Sementara itu, dilihat dari sudut pandang bahwa pemilukada merupakan bagian yang tidak terpisahkan dari pemilu, maka sebenarnya ranah pengaturan dan penyelenggaraannya dilakukan oleh KPU. Sesuai dengan ketentuan pada UU no.22 tahun 2007 tentang penyelenggara pemilu, maka didapati ketentuan bahwa dalam hal penyelenggaraan pemilukada, KPU RI berfungsi untuk melakukan supervisi. Di berbagai daerah yang menyelenggarakan pemilukada, posisi KPU RI ini kadang dipertanyakan sampai sejauhmana ketentuan supervisi itu.
Menyangkut pengaturan antara yang diatur dengan UU 32/204 dengan UU yang keluar belakangan, maka sebaiknya Pasal 132 UU 22/2007 : UU 32/2004 yang mengatur penyelenggara pemilu sepanjang telah diatur UU 22/2007, maka ketentuan dalam UU 32/2004 dicabut dan dinyatakan tak berlaku
Sistem Akuntabilitas Kepala Daerah
Sistem Penyelenggaraan Pemilukada
Dalam setiap siklus pemilukada, sebuah prosesi pemilukada akan merujuk pada siklus besar kepemiluan sebagaimana yang diteorisasikan oleh International IDEA dan AEC sebagai berikut:
Sumber: International IDEA-AEC on Electoral Cycle
Secara umum dapat dijelaskan bahwa ada tiga fase utama dalam suatu siklus kepemiluan yaitu pada masa sebelum tahapan, masa tahapan dan masa pasca tahapan.

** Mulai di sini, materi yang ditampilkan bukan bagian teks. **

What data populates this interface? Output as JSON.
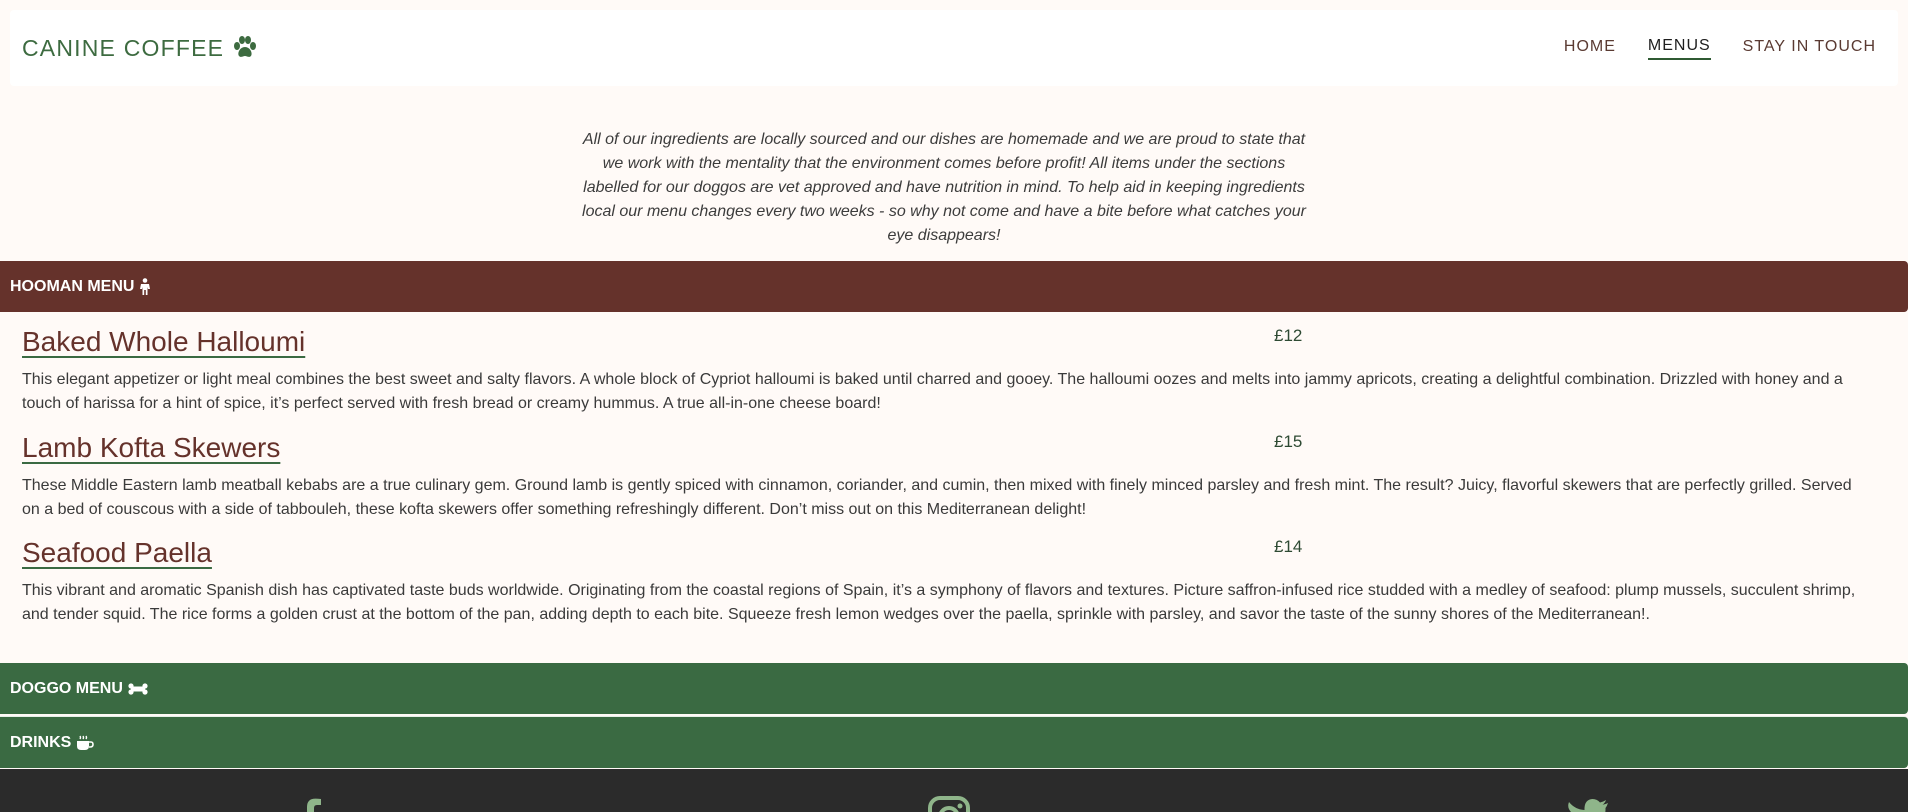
{
  "header": {
    "brand": "CANINE COFFEE",
    "brand_icon": "paw-icon",
    "nav": [
      {
        "label": "HOME",
        "active": false
      },
      {
        "label": "MENUS",
        "active": true
      },
      {
        "label": "STAY IN TOUCH",
        "active": false
      }
    ]
  },
  "intro": "All of our ingredients are locally sourced and our dishes are homemade and we are proud to state that we work with the mentality that the environment comes before profit! All items under the sections labelled for our doggos are vet approved and have nutrition in mind. To help aid in keeping ingredients local our menu changes every two weeks - so why not come and have a bite before what catches your eye disappears!",
  "sections": {
    "hooman": {
      "label": "HOOMAN MENU",
      "icon": "person-icon",
      "color": "#65322b"
    },
    "doggo": {
      "label": "DOGGO MENU",
      "icon": "bone-icon",
      "color": "#3a6a42"
    },
    "drinks": {
      "label": "DRINKS",
      "icon": "coffee-cup-icon",
      "color": "#3a6a42"
    }
  },
  "hooman_items": [
    {
      "title": "Baked Whole Halloumi",
      "price": "£12",
      "desc": "This elegant appetizer or light meal combines the best sweet and salty flavors. A whole block of Cypriot halloumi is baked until charred and gooey. The halloumi oozes and melts into jammy apricots, creating a delightful combination. Drizzled with honey and a touch of harissa for a hint of spice, it’s perfect served with fresh bread or creamy hummus. A true all-in-one cheese board!"
    },
    {
      "title": "Lamb Kofta Skewers",
      "price": "£15",
      "desc": "These Middle Eastern lamb meatball kebabs are a true culinary gem. Ground lamb is gently spiced with cinnamon, coriander, and cumin, then mixed with finely minced parsley and fresh mint. The result? Juicy, flavorful skewers that are perfectly grilled. Served on a bed of couscous with a side of tabbouleh, these kofta skewers offer something refreshingly different. Don’t miss out on this Mediterranean delight!"
    },
    {
      "title": "Seafood Paella",
      "price": "£14",
      "desc": "This vibrant and aromatic Spanish dish has captivated taste buds worldwide. Originating from the coastal regions of Spain, it’s a symphony of flavors and textures. Picture saffron-infused rice studded with a medley of seafood: plump mussels, succulent shrimp, and tender squid. The rice forms a golden crust at the bottom of the pan, adding depth to each bite. Squeeze fresh lemon wedges over the paella, sprinkle with parsley, and savor the taste of the sunny shores of the Mediterranean!."
    }
  ],
  "footer": {
    "icons": [
      "facebook-icon",
      "instagram-icon",
      "twitter-icon"
    ],
    "icon_color": "#8fb58a"
  }
}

Pada masa sebelum tahapan, dapat diketahui bahwa unsurnya terdiri dari: perencanaan, pelatihan, sosialisasi informasi dan pendaftaran.
Dalam penyelenggaraan pemilukada, harus melalui serangkaian tahapan yang pengaturannya sudah dicantumkan dalam ketentuan undang-undang dan pengaturan turunannya. Pada UU 32/2004 dikatakan bahwa tahapan pemilukada dimulai dari... (lihat pasal-pasalnya)

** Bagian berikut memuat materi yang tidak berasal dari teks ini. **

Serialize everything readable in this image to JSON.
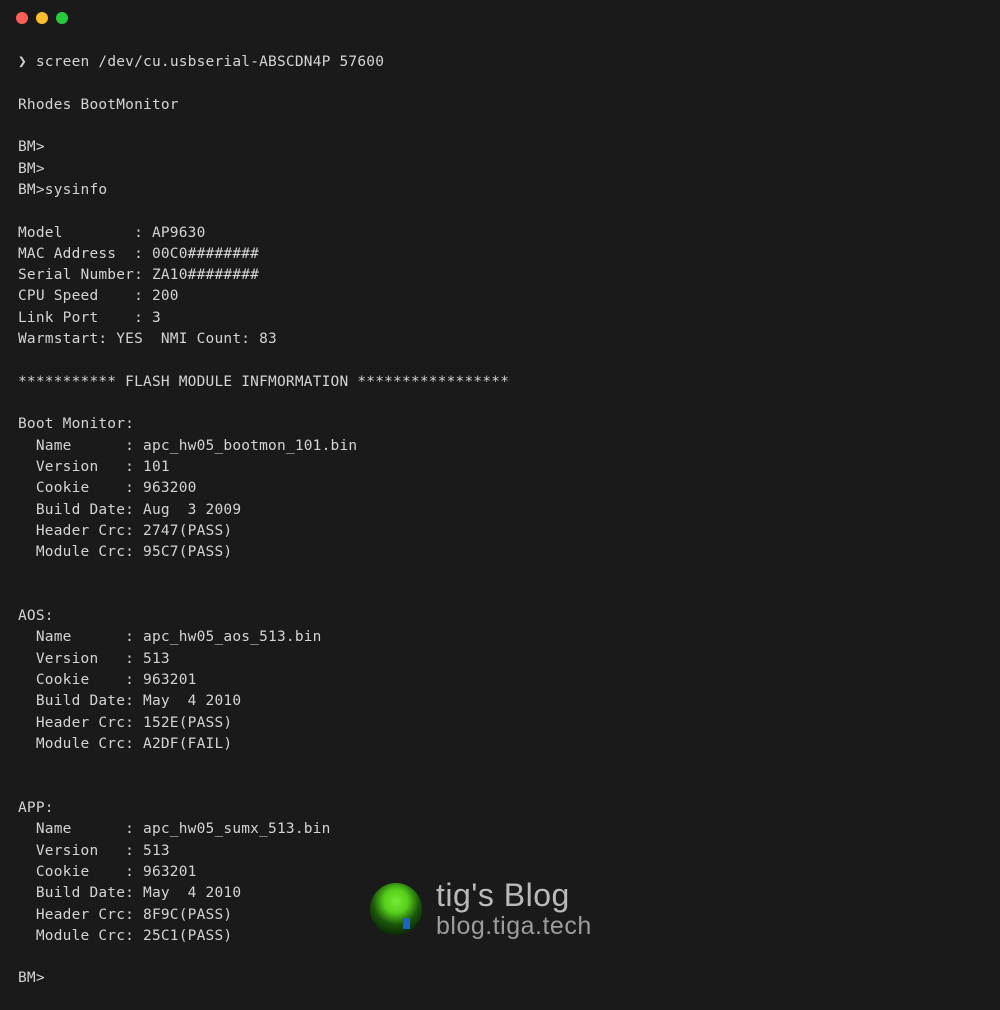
{
  "window": {
    "close_color": "#ff5f56",
    "min_color": "#ffbd2e",
    "max_color": "#27c93f"
  },
  "terminal": {
    "prompt_char": "❯",
    "command": "screen /dev/cu.usbserial-ABSCDN4P 57600",
    "header_line": "Rhodes BootMonitor",
    "bm_prompt": "BM>",
    "sysinfo_cmd": "sysinfo",
    "sysinfo": {
      "model_line": "Model        : AP9630",
      "mac_line": "MAC Address  : 00C0########",
      "serial_line": "Serial Number: ZA10########",
      "cpu_line": "CPU Speed    : 200",
      "link_line": "Link Port    : 3",
      "warm_line": "Warmstart: YES  NMI Count: 83"
    },
    "flash_header": "*********** FLASH MODULE INFMORMATION *****************",
    "boot_monitor": {
      "title": "Boot Monitor:",
      "name": "  Name      : apc_hw05_bootmon_101.bin",
      "version": "  Version   : 101",
      "cookie": "  Cookie    : 963200",
      "build": "  Build Date: Aug  3 2009",
      "header_crc": "  Header Crc: 2747(PASS)",
      "module_crc": "  Module Crc: 95C7(PASS)"
    },
    "aos": {
      "title": "AOS:",
      "name": "  Name      : apc_hw05_aos_513.bin",
      "version": "  Version   : 513",
      "cookie": "  Cookie    : 963201",
      "build": "  Build Date: May  4 2010",
      "header_crc": "  Header Crc: 152E(PASS)",
      "module_crc": "  Module Crc: A2DF(FAIL)"
    },
    "app": {
      "title": "APP:",
      "name": "  Name      : apc_hw05_sumx_513.bin",
      "version": "  Version   : 513",
      "cookie": "  Cookie    : 963201",
      "build": "  Build Date: May  4 2010",
      "header_crc": "  Header Crc: 8F9C(PASS)",
      "module_crc": "  Module Crc: 25C1(PASS)"
    }
  },
  "watermark": {
    "title": "tig's Blog",
    "subtitle": "blog.tiga.tech"
  }
}
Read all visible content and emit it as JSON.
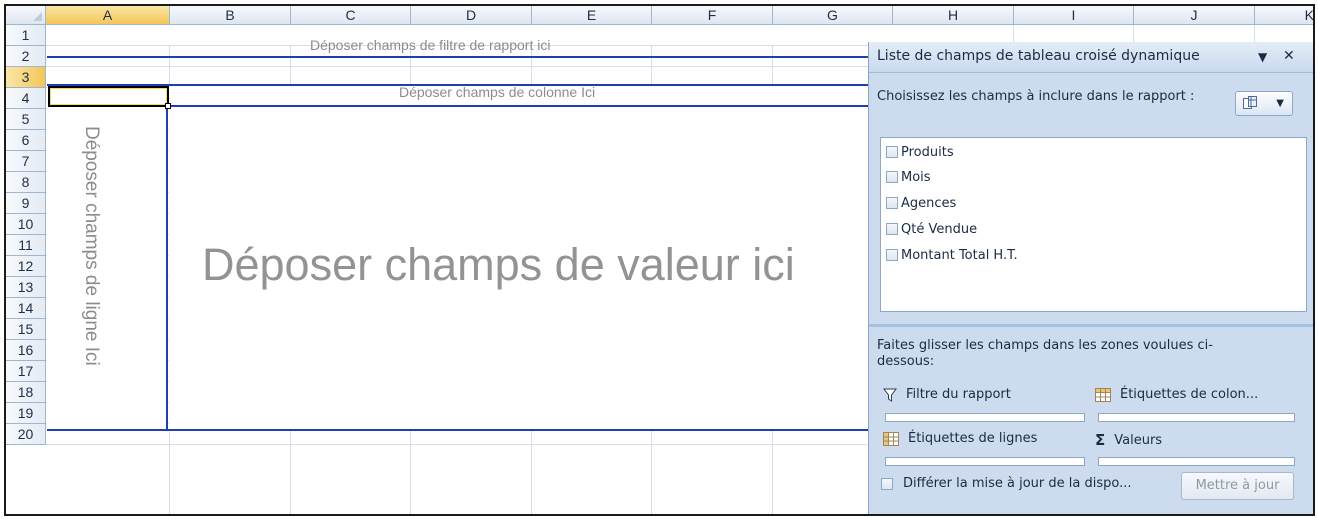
{
  "columns": [
    "A",
    "B",
    "C",
    "D",
    "E",
    "F",
    "G",
    "H",
    "I",
    "J",
    "K"
  ],
  "selected_column": "A",
  "rows": [
    "1",
    "2",
    "3",
    "4",
    "5",
    "6",
    "7",
    "8",
    "9",
    "10",
    "11",
    "12",
    "13",
    "14",
    "15",
    "16",
    "17",
    "18",
    "19",
    "20"
  ],
  "selected_row": "3",
  "pivot_placeholders": {
    "filter": "Déposer champs de filtre de rapport ici",
    "columns": "Déposer champs de colonne Ici",
    "values": "Déposer champs de valeur ici",
    "rows": "Déposer champs de ligne Ici"
  },
  "task_pane": {
    "title": "Liste de champs de tableau croisé dynamique",
    "dropdown_glyph": "▼",
    "close_glyph": "✕",
    "choose_fields_text": "Choisissez les champs à inclure dans le rapport :",
    "fields": [
      {
        "label": "Produits",
        "checked": false
      },
      {
        "label": "Mois",
        "checked": false
      },
      {
        "label": "Agences",
        "checked": false
      },
      {
        "label": "Qté Vendue",
        "checked": false
      },
      {
        "label": "Montant Total H.T.",
        "checked": false
      }
    ],
    "drag_instruction": "Faites glisser les champs dans les zones voulues ci-dessous:",
    "zones": {
      "report_filter": "Filtre du rapport",
      "column_labels": "Étiquettes de colon...",
      "row_labels": "Étiquettes de lignes",
      "values": "Valeurs"
    },
    "defer_label": "Différer la mise à jour de la dispo...",
    "update_button": "Mettre à jour"
  },
  "icons": {
    "layout_button": "field-layout-icon",
    "filter": "funnel-icon",
    "column_labels": "column-grid-icon",
    "row_labels": "row-grid-icon",
    "values": "sigma-icon"
  },
  "colors": {
    "pivot_border": "#1d3fb0",
    "pane_background": "#ccdcee",
    "selection_header": "#f3c658"
  }
}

Penentuan Masa akhir jabatan sebagai tanda dimulainya tahapan pemilukada.
Sebagaimana telah sedikit disinggung di depan, bahwa sidang paripurna DPRD untuk mengeluarkan keputusan mengenai masa akhir jabatan kepala daerah, merupakan penanda dimulainya tahapan pemilukada..

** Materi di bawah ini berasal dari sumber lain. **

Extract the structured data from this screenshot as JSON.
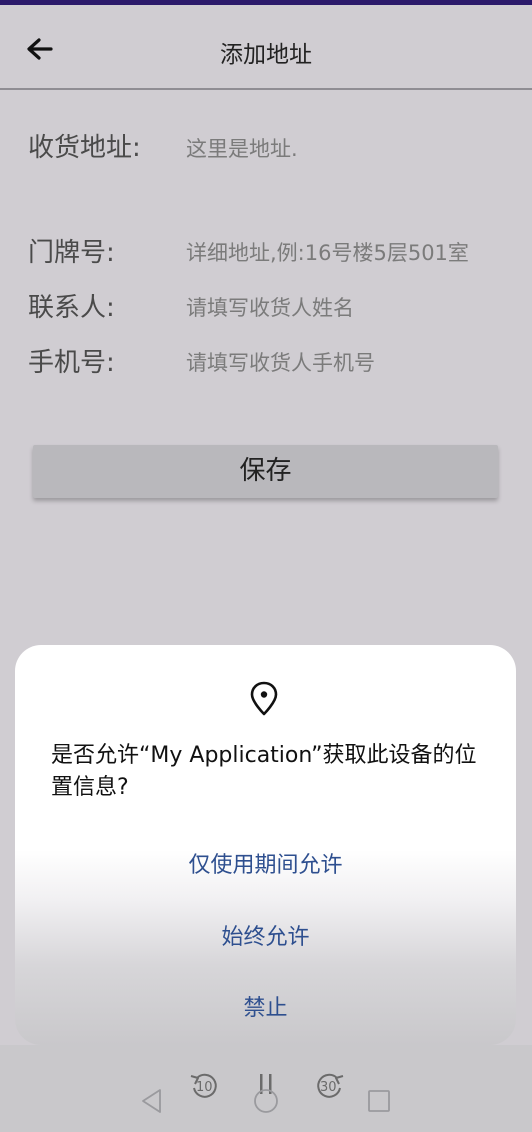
{
  "header": {
    "title": "添加地址"
  },
  "form": {
    "address_label": "收货地址:",
    "address_value": "这里是地址.",
    "door_label": "门牌号:",
    "door_placeholder": "详细地址,例:16号楼5层501室",
    "contact_label": "联系人:",
    "contact_placeholder": "请填写收货人姓名",
    "phone_label": "手机号:",
    "phone_placeholder": "请填写收货人手机号"
  },
  "save_label": "保存",
  "dialog": {
    "message": "是否允许“My Application”获取此设备的位置信息?",
    "option_while_using": "仅使用期间允许",
    "option_always": "始终允许",
    "option_deny": "禁止"
  },
  "media_controls": {
    "rewind_label": "10",
    "forward_label": "30"
  },
  "icons": {
    "back": "back-arrow-icon",
    "location": "location-pin-icon",
    "rewind": "rewind-10-icon",
    "pause": "pause-icon",
    "forward": "forward-30-icon",
    "nav_back": "nav-back-icon",
    "nav_home": "nav-home-icon",
    "nav_recent": "nav-recent-icon"
  },
  "colors": {
    "status_bar": "#2c1a6b",
    "dialog_option": "#2e4f8f",
    "background": "#d0cdd2"
  }
}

Pembentukan badan pelaksana (KPPS)
Tahapan Penetapan Daftar Pemilih.
Pada tahapan penetapan daftar pemilih ini, KPU menggunakan data pemilih pemilu terakhir. Hal ini sesuai dengan ketentuan pada pasal 70 ayat (1) UU 34/2004 . Sementara itu, daftar pemilih yang berasal dari Daftar Pemilih pemilu terakhir di daerah itu, ditambahkan dengan daftar pemilih tambahan yaitu yang ditambahkan dari daftar penduduk yang memenuhi syarat. Syarat sebagaimana dimaksudkan dalam hal ini adalah memenuhi ketentuan umur yaitu 17 tahun atau sudah/pernah kawin. Dalam hal tatacara pelaksanaan pendaftaran pemilih ditetapkan oleh KPUD.
Lihat Pasal 74 atay (6) UU 32/2004.
Dengan merujuk pada ketentuan ini, terdapat bermacam ketidak sesuaian dalam hal-hal berikut:
Ranah pembuatan tatacara pelaksanaan pendaftaran pemilih dibebankan kepada KPUD, sehingga KPUD berkecenderungan untuk membuat tatacara pelaksanaan pendaftaran pemilih yang beragam.
Untuk membuat petunjuk pelaksanaan pendaftaran pemilih ini, dengan menyadari bahwa kemampuan sumber daya manusia di KPUD tidak seragam, tentunya produk yang dihasilkan juga beragam.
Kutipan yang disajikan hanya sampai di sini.